Tucson Citizen
Wednesday, June 30, 2004

U.S. to give migrants free flights home or ride to border

Pilot project offers flights to Mexico City or Guadalajara, though a lift to the nearest Mexican city is also an option.

SERGIO BUSTOS
Gannett News Service

WASHINGTON - Mexican immigrants caught trying to illegally cross the U.S.-Mexico border in Arizona soon will have a choice: a free flight back to their hometowns or a short trip to the nearest city on the Mexican side of the border.
The pilot repatriation project, which begins in July and ends Sept. 30, marks an attempt to stem the wave of illegal immigrants from Mexico and reduce migrant deaths, Homeland Security Department officials said yesterday. Arrests and deaths have soared in recent years.

The official migrant death toll kept by the U.S. Border Patrol has reached 62, putting the Tucson Sector on pace to break last year's record of 139. Apprehensions since Oct. 1 in the Tucson sector, which covers nearly the entire state, have topped 376,000, more than all of last year, according to the Border Patrol.

Under the repatriation plan, Mexican immigrants arrested by the U.S. Border Patrol will be asked if they wish to be returned to their hometowns. They would then be flown via chartered aircraft from Tucson to Mexico City or Guadalajara at the expense of the U.S. government, then taken by bus to their hometowns.

Those who decline the offer will be dropped at the nearest border community in northern Mexico.

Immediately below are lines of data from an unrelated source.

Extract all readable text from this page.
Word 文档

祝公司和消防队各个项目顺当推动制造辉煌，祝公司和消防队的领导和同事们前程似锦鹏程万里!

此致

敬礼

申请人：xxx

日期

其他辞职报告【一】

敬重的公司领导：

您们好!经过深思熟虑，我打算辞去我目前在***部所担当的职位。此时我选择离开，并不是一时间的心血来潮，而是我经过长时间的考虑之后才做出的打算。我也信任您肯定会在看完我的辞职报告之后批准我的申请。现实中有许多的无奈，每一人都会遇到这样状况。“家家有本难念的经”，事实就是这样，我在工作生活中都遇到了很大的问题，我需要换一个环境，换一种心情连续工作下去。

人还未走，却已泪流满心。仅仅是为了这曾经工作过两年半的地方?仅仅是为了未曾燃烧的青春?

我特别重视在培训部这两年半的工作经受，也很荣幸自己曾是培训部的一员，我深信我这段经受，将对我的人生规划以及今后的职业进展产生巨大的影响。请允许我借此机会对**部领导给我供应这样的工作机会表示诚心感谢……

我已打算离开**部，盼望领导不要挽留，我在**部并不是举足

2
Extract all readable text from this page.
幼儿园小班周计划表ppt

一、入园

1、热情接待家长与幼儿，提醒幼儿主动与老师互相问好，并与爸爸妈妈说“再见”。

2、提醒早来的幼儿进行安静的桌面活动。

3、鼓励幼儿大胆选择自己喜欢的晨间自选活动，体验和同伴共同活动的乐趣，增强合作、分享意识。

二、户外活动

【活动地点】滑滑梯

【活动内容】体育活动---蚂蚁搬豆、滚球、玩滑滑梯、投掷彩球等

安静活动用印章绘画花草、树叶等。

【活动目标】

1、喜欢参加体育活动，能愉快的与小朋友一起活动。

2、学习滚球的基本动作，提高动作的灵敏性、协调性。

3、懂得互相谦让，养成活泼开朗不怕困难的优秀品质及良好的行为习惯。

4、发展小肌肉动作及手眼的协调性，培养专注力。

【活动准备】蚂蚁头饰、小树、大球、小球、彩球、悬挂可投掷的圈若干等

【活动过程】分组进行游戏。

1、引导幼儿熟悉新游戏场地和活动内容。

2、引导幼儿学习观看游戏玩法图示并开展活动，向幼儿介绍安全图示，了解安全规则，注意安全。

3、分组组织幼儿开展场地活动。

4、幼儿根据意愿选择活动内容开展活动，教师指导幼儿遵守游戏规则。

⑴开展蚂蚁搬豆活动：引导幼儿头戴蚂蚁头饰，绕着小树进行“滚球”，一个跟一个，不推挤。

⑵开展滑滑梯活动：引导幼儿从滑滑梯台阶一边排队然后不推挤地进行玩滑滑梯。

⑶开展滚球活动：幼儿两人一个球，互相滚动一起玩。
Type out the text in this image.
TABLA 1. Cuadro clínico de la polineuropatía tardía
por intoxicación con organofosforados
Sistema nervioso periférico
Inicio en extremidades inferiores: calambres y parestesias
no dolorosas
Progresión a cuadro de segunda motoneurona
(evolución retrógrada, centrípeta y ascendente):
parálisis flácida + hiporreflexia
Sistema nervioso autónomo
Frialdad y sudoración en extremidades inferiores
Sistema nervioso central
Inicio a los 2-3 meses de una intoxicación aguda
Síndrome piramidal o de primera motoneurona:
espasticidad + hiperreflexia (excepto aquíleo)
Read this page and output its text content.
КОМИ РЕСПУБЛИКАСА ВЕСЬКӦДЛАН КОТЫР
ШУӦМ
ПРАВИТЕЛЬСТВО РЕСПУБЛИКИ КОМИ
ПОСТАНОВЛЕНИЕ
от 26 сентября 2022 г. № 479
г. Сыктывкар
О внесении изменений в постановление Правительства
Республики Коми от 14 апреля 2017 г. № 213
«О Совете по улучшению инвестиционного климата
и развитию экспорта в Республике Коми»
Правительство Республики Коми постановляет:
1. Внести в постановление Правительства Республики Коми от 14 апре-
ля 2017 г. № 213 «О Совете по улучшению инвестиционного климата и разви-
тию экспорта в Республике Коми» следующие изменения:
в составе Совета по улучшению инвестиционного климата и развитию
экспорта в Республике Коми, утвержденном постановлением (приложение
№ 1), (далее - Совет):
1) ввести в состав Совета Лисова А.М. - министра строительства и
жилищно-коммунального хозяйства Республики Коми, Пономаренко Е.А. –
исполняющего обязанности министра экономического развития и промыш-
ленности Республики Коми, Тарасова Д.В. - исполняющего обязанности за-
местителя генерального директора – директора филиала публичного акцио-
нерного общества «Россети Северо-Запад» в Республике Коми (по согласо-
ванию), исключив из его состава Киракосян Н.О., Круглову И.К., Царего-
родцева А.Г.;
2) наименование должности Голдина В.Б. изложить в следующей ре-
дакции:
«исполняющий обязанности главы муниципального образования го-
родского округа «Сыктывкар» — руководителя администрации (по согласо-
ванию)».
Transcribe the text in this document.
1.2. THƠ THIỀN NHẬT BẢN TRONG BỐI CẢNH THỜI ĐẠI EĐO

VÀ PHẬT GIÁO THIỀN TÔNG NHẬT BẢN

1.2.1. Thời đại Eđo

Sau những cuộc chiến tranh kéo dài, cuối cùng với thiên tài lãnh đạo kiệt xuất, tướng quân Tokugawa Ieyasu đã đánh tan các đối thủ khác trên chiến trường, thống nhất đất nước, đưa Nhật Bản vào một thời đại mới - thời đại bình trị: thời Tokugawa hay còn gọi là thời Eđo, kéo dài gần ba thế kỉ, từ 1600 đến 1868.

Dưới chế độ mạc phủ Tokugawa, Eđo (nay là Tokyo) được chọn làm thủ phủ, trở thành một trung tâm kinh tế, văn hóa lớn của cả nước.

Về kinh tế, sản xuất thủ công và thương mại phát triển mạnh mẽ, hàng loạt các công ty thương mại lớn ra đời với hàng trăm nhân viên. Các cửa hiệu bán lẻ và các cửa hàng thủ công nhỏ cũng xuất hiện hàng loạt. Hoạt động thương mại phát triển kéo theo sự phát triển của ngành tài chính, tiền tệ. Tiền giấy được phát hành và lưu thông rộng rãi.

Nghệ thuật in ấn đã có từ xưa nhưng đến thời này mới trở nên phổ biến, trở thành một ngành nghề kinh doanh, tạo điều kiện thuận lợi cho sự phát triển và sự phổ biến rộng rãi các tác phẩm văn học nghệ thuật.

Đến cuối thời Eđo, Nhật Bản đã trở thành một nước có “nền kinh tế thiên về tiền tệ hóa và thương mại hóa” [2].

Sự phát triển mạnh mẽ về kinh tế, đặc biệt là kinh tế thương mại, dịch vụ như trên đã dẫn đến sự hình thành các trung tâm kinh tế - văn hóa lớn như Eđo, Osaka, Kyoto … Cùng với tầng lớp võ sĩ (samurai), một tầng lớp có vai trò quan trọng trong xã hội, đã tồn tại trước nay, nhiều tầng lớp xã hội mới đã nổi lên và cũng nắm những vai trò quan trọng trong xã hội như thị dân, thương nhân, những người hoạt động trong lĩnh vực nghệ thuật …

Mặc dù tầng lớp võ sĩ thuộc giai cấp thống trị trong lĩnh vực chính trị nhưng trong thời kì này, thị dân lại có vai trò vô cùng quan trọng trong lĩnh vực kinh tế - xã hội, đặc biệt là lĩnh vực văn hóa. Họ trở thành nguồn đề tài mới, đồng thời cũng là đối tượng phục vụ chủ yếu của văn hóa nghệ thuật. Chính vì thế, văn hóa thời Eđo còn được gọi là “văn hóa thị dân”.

The program is expected to cost between $12 million and $13 million, said Bill Strassberger, a Homeland Security Department spokesman.

Rep. Jim Kolbe, R-Ariz., and Rep. Raúl Grijalva, D-Ariz., whose districts include the southern Arizona border, had mixed reactions.

"I am pleased the Mexican government has agreed to work with the United States to take this small step to address the illegal immigration problem, but I'm skeptical that a voluntary repatriation program will be particularly effective," Kolbe said in a statement.

Grijalva called it "a necessary humanitarian option for Mexican immigrants apprehended on the border."

"I have my doubts about its impact on unauthorized entry, but it will lessen the pressure on the border," he said. "The true solution to the problem lies in Congress, which must get off the dime and deal with real immigration reform."